ANF : Qu’en est-il de la solidarité des Gallois, des politiciens, des associations ?

MG : Nous l’avons interrogé sur la solidarité qu’il a ressentie de la part d’autres groupes et d’hommes politiques. Il a reçu de nombreuses visites d’amis de la communauté, de Plaid Cymru, l’aile jeunesse de Plaid Cymru a été particulièrement forte. Liz Saville Roberts de Plaid Cymru lui téléphone régulièrement et la députée travailliste locale, Jessica Mordan, lui a rendu visite. L’Assemblée du peuple kurde de Cardiff se rend régulièrement en visite ainsi que la Fédération anarchiste.  Selma James de la Greve mondiale des femmes (Global Women’s Strike) vient dimanche. Mais cela ne suffit pas, dit-il, il nous faut plus de solidarité, plus de publicité, plus de visibilité.

Alors que nous arrivons vers la fin de l’interview, Imam dit qu’il se sent bien, qu’il se sent fort, mais pour être honnête, il dit que les symptômes physiques ont commencé. Il ressent de la douleur dans ses muscles, des douleurs à l’estomac et de la faiblesse et parfois il ne peut pas voir très clairement. Mais il n’a pas peur de mourir.
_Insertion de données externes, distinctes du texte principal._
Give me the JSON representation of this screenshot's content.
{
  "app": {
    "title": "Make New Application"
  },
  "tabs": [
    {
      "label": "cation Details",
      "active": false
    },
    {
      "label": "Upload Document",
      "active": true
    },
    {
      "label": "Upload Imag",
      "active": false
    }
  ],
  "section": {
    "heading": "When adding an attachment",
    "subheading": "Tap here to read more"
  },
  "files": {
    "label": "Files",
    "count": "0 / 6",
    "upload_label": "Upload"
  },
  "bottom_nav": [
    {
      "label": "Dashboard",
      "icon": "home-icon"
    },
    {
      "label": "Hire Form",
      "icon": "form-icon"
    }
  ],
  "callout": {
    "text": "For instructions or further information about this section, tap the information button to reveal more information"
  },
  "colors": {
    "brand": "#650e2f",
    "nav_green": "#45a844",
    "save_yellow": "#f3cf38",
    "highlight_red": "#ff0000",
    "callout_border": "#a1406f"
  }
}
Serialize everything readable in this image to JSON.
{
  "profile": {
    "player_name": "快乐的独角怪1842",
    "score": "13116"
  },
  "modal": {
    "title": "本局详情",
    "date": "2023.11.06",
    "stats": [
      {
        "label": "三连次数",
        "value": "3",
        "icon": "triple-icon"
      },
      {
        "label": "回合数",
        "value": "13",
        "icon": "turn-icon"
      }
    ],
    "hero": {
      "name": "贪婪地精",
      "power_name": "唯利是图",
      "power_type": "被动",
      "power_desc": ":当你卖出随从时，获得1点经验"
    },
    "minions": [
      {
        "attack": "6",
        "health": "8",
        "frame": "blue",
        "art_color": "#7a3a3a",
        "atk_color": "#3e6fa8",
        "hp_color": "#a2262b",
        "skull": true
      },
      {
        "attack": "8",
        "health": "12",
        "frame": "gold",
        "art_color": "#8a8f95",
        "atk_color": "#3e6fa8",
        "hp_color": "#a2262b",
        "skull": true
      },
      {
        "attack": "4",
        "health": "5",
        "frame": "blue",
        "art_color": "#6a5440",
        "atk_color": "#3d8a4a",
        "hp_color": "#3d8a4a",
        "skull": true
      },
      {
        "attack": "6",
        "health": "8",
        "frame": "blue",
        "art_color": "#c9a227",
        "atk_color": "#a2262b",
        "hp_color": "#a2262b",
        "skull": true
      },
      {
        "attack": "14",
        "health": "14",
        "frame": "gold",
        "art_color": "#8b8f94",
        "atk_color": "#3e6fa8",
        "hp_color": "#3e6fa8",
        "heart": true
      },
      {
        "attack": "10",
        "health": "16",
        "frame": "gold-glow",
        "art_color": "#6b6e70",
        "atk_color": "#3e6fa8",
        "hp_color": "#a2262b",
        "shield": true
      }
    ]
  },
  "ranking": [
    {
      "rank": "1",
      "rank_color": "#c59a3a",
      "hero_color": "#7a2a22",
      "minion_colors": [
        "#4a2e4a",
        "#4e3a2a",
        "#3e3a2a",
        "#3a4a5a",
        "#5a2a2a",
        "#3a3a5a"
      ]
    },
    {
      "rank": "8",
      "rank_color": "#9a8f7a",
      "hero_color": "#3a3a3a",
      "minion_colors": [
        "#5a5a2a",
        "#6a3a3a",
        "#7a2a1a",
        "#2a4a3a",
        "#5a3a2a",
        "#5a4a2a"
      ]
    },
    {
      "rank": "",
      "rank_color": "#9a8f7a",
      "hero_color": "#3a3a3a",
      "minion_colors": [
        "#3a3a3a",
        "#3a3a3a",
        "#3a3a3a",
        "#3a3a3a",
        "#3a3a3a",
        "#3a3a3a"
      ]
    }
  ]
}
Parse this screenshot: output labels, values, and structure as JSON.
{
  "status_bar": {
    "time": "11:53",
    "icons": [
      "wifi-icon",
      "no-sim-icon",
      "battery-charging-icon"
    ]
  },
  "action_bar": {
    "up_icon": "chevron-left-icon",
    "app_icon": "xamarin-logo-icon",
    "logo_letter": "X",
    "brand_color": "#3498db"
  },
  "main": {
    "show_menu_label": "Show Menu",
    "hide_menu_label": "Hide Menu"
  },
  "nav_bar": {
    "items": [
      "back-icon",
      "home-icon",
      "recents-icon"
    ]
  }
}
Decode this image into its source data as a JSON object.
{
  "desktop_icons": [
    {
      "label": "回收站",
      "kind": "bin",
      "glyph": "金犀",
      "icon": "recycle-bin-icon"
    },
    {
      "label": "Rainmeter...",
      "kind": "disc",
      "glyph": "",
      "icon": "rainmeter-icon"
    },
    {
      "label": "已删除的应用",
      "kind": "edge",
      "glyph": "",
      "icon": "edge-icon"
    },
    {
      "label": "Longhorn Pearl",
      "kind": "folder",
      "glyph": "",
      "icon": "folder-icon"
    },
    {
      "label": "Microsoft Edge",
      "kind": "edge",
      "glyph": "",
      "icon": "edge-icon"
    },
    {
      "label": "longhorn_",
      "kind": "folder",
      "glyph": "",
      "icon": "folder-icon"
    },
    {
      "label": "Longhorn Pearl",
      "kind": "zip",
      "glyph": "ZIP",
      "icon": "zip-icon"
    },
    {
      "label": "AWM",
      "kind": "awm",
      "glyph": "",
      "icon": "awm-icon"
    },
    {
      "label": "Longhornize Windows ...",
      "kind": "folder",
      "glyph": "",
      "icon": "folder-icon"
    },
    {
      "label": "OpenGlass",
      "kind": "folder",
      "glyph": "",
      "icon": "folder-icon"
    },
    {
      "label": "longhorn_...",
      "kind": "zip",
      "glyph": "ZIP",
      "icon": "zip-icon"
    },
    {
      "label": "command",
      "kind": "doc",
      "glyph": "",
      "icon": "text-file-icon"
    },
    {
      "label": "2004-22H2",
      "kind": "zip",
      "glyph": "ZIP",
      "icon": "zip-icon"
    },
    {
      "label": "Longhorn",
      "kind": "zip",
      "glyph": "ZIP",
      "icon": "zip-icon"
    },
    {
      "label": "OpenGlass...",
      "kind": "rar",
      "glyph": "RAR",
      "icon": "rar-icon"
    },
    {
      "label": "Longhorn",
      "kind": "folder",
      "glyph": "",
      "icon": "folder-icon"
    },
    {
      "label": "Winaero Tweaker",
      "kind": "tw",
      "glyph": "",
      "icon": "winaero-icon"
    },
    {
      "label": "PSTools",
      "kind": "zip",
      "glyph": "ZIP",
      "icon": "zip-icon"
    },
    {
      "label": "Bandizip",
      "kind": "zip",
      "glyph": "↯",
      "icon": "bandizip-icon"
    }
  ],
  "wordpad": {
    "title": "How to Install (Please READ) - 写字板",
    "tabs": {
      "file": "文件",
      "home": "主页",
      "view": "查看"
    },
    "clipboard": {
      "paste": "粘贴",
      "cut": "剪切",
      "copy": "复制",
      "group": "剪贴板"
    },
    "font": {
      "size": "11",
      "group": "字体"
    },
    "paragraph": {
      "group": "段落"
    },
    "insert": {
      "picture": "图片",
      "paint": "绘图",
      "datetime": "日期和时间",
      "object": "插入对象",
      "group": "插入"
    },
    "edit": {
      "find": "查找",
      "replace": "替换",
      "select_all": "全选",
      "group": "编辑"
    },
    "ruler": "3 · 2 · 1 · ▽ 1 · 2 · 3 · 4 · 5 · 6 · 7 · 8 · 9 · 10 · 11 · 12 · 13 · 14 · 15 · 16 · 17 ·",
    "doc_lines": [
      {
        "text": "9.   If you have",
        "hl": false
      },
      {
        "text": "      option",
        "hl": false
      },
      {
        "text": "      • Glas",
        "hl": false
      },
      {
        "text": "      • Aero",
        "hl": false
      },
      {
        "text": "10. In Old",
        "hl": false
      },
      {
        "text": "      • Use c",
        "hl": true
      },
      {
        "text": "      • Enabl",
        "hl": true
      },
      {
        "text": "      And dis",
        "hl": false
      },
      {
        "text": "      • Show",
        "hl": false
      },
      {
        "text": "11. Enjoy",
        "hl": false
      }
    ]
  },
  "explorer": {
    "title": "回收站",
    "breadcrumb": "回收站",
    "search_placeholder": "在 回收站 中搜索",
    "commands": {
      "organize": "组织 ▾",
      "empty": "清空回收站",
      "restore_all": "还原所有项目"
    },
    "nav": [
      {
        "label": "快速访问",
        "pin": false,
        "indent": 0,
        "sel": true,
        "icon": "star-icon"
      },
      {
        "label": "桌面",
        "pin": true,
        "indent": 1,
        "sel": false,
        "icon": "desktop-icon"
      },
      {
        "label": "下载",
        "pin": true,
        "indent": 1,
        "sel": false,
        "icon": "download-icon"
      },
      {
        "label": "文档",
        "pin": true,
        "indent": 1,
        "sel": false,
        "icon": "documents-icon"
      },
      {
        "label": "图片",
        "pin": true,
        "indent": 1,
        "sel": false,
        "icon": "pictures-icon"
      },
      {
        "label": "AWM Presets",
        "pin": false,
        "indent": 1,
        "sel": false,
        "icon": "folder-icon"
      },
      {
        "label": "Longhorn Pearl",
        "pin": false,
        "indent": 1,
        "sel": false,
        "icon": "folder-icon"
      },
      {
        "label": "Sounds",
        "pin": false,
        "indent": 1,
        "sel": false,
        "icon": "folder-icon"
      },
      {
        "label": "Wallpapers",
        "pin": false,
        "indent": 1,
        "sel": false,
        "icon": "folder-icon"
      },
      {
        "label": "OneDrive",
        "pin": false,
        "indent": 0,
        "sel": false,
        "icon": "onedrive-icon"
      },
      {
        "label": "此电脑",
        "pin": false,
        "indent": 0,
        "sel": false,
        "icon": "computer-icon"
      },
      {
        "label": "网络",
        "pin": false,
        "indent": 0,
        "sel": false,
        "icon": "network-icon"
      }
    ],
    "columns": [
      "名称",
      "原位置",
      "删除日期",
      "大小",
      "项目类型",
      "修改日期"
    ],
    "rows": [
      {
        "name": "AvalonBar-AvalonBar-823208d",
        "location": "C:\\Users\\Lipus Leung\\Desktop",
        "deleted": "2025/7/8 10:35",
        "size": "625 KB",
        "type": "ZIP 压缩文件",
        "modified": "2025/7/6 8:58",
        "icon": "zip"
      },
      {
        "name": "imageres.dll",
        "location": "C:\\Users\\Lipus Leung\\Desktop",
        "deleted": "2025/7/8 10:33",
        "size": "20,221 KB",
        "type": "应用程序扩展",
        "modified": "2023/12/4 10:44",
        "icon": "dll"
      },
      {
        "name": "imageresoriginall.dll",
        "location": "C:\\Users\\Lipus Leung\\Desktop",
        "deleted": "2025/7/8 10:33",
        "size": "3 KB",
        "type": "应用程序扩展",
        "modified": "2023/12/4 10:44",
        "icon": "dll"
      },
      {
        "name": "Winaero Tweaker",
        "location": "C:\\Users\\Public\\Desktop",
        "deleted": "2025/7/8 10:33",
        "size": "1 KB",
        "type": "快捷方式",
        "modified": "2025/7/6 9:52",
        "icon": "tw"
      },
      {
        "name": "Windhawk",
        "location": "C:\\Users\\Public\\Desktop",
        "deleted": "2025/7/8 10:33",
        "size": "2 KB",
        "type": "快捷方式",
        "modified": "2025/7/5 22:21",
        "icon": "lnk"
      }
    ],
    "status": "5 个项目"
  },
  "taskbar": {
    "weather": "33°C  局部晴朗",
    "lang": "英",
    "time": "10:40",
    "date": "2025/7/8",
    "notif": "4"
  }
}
ANF : Quelque chose d’autre à ajouter ?

MG : Val a demandé ce qui doit se passer à la suite de ses actions pour qu’il y mette fin. Il a dit que c’est très simple : si l’État turc permet aux avocats et à la famille d’Ocalan d’avoir des visites régulières, si le CPT organise une visite pour vérifier sa situation, s’il peut être traité comme tous les autres prisonniers. Ocalan a le droit de voir son peuple, régulièrement. C’est son droit. Nous exigeons la fin de son isolement. Si ces exigences ne sont pas satisfaites, nous irons jusqu’au bout ».